### Course Meetings Time

Lectures: 3 sessions / week, 1 hour / session

### Prerequisites

### Description

In this course, we study elliptic Partial Differential Equations (PDEs) with variable coefficients building up to the minimal surface equation. Then we study Fourier and harmonic analysis, emphasizing applications of Fourier analysis. We will see some applications in combinatorics / number theory, like the Gauss circle problem, but mostly focus on applications in PDE, like the Calderon-Zygmund inequality for the Laplacian, and the Strichartz inequality for the Schrodinger equation. In the last part of the course, we study solutions to the linear and the non-linear Schrodinger equation. All through the course, we work on the craft of proving estimates. For a much more detailed description of the class, please see the course summary.

### Recommended Readings

There is no required textbook.
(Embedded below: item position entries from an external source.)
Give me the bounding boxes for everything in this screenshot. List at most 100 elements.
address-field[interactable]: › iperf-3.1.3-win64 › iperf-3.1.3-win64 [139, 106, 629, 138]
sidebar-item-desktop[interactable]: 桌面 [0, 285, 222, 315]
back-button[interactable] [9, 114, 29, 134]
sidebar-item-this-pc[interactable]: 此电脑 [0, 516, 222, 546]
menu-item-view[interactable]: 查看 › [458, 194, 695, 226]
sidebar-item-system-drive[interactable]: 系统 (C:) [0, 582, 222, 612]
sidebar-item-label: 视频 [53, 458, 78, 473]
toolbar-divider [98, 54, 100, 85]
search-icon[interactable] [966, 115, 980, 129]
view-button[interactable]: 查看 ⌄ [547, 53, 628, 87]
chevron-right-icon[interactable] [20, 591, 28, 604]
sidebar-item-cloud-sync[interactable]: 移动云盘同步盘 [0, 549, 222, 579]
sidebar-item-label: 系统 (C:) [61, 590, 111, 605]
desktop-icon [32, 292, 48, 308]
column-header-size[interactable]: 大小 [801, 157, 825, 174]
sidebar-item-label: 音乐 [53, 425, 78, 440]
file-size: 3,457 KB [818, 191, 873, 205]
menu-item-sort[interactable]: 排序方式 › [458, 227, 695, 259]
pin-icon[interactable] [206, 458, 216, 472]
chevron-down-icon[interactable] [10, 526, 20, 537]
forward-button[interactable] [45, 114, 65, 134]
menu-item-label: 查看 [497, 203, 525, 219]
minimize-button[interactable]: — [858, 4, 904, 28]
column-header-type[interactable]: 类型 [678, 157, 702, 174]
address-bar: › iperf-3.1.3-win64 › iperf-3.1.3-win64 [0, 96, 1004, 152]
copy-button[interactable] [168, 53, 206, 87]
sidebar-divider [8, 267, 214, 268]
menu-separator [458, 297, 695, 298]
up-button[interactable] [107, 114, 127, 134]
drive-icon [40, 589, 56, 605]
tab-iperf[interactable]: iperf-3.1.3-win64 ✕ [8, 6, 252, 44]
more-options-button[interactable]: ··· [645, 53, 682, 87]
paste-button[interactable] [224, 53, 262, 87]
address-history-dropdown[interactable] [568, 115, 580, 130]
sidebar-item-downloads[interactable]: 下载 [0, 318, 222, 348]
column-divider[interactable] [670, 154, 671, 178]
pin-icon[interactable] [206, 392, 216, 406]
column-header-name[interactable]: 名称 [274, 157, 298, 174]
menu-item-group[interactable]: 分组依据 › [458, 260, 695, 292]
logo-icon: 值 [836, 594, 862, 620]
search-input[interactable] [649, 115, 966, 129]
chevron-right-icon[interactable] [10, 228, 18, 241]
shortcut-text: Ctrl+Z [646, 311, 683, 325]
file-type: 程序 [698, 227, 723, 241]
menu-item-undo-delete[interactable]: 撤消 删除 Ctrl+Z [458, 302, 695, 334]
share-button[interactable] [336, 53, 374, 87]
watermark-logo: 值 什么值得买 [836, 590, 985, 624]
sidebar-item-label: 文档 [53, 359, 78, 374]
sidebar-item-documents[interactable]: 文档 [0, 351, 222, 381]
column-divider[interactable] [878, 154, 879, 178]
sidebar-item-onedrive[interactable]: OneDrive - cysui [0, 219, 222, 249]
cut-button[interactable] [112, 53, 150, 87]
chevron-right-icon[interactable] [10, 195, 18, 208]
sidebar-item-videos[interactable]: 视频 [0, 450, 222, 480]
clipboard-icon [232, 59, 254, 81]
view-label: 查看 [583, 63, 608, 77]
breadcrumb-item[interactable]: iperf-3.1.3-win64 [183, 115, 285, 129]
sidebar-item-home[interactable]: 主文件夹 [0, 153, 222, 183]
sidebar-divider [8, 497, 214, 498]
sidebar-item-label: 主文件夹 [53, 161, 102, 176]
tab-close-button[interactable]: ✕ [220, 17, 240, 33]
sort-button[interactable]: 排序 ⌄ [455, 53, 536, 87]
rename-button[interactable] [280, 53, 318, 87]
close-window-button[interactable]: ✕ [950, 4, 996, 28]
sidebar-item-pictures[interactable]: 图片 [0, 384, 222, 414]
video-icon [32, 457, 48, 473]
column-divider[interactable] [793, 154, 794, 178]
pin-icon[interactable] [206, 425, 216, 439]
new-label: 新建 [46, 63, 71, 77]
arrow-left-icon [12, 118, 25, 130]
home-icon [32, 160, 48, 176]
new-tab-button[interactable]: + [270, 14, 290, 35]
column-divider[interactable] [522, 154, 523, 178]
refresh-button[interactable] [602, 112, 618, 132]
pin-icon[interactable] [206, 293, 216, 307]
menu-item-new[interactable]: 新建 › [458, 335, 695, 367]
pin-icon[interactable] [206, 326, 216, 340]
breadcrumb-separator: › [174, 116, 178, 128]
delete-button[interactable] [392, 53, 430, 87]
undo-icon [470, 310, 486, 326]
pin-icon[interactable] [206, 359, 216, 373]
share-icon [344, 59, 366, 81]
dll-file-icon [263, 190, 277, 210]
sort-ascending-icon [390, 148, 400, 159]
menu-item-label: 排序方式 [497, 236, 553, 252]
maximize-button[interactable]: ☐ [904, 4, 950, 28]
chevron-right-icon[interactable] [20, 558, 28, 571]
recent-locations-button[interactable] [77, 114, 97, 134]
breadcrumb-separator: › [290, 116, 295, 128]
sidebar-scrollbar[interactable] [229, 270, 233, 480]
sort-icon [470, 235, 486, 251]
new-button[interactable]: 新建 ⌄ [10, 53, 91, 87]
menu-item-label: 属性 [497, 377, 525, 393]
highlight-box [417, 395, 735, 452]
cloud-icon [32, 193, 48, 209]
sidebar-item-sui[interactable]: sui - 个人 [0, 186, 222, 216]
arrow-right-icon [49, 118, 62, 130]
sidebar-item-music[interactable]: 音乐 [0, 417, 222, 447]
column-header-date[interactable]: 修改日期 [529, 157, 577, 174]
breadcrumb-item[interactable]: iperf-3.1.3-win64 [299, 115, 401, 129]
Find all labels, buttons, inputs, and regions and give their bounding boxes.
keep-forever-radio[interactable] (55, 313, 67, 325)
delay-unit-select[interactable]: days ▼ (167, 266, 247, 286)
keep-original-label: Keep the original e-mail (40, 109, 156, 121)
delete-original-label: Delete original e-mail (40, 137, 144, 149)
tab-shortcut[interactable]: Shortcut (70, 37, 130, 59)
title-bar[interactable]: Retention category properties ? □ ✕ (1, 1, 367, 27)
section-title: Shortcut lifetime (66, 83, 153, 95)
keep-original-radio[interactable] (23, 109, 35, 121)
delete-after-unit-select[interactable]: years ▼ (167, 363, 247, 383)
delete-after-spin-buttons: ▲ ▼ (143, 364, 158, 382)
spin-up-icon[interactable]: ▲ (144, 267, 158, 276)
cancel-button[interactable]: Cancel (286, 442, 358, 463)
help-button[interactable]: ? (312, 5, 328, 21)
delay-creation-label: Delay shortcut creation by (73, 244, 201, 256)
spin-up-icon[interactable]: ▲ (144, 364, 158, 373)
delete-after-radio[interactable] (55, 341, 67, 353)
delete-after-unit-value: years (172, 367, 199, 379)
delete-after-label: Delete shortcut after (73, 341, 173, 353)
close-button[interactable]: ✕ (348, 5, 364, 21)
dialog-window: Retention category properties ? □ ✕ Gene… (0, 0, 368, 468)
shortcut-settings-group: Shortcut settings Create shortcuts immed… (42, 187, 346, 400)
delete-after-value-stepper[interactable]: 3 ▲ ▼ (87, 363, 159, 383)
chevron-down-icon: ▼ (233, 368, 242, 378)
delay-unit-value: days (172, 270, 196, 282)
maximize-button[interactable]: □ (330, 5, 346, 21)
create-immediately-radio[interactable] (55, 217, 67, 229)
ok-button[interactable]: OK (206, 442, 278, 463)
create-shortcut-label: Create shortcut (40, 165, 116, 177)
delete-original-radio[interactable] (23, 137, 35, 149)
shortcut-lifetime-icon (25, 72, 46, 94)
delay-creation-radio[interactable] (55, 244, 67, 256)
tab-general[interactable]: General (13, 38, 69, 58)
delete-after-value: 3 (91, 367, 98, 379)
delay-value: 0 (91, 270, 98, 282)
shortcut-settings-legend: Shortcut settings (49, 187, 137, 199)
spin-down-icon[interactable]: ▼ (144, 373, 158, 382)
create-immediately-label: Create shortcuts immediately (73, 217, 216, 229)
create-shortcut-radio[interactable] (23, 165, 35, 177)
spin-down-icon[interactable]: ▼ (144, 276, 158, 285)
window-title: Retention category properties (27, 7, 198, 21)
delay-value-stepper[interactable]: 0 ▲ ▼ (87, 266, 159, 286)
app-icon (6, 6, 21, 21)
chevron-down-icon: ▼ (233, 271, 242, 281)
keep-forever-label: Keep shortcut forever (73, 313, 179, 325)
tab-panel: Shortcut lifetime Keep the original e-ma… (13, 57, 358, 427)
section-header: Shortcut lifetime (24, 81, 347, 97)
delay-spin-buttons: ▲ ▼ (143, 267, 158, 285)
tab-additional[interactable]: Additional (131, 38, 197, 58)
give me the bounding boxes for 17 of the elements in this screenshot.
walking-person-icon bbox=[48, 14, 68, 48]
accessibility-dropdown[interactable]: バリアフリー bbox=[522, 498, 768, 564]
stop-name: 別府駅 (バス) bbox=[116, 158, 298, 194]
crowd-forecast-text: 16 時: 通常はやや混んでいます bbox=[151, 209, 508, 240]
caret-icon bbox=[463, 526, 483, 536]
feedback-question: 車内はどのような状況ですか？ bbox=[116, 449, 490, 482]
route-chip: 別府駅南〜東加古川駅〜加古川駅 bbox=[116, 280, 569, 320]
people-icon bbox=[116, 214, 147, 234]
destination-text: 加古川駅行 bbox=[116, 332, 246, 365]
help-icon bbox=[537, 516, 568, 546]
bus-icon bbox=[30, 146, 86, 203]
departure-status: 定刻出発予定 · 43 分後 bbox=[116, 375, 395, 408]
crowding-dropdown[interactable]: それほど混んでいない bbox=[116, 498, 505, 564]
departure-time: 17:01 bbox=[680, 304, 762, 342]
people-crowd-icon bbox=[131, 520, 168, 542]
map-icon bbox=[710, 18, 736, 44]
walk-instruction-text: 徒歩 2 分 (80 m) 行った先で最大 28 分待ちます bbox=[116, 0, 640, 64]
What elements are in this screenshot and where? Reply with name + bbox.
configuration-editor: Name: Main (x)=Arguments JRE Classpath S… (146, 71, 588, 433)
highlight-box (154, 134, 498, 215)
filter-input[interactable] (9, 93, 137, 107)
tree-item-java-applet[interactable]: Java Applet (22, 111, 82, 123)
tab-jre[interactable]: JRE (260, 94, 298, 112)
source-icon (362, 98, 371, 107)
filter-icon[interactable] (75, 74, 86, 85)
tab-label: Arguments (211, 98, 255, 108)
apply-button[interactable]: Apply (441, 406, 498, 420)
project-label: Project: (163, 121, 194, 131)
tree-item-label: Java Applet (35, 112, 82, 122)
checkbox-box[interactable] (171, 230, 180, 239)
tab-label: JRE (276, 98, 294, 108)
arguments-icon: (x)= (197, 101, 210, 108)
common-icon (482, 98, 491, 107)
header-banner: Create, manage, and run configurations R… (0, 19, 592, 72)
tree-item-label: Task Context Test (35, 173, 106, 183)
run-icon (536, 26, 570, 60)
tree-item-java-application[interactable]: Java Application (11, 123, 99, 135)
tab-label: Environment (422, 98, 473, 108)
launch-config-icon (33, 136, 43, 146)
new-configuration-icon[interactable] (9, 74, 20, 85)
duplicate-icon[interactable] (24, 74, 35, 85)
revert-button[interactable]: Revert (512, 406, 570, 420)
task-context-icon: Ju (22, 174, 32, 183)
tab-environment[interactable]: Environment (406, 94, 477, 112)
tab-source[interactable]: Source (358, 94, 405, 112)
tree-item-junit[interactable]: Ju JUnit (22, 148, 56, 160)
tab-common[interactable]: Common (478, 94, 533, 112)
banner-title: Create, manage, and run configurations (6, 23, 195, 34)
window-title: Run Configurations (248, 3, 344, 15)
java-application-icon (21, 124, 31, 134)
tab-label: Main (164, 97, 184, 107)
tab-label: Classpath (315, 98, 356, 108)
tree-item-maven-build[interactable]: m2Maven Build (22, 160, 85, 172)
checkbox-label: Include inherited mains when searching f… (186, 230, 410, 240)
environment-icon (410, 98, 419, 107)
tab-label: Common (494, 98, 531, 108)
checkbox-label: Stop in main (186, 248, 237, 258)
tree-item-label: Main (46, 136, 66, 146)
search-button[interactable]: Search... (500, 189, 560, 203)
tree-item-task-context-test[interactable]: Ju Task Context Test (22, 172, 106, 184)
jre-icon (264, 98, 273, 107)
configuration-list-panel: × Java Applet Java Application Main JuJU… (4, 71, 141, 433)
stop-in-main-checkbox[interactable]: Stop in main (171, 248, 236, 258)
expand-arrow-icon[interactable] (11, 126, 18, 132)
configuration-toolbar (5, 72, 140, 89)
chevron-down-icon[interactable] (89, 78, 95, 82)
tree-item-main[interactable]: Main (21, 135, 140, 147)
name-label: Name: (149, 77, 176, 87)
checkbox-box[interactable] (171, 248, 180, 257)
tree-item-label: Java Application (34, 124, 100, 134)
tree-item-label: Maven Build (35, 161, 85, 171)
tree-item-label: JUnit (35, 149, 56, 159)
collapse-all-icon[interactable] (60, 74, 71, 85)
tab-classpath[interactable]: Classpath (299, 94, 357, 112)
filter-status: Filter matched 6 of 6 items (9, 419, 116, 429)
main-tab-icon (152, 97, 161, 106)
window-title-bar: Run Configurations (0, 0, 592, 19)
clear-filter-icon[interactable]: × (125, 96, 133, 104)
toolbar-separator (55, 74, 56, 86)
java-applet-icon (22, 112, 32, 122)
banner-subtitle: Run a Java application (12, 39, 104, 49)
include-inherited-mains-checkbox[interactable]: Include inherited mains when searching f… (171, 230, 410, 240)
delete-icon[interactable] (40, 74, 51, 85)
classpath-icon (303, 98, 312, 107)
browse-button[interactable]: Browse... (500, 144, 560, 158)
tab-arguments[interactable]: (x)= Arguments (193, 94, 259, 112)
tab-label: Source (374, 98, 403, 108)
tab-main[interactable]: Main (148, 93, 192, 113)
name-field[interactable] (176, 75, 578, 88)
Lecture notes are available.

If you want to brush up on Fourier analysis, this undergraduate book by Stein and Shakarchi is very readable, and it covers the background in the subject that we use.

Stein, Elias M., Rami Shakarchi. *Fourier Analysis: An Introduction (Princeton Lectures in Analysis)*. Princeton University Press, 2003. ISBN: 9780691113845.

Fourier analysis quick review (PDF) is a super-quick summary of some fundamental facts about Fourier analysis that you can review before we start the Fourier analysis unit.

### Assignments

There are 6 problem sets plus optional further problems for study and review.

### Grading Policy

The grade was based on an average of the six problem sets.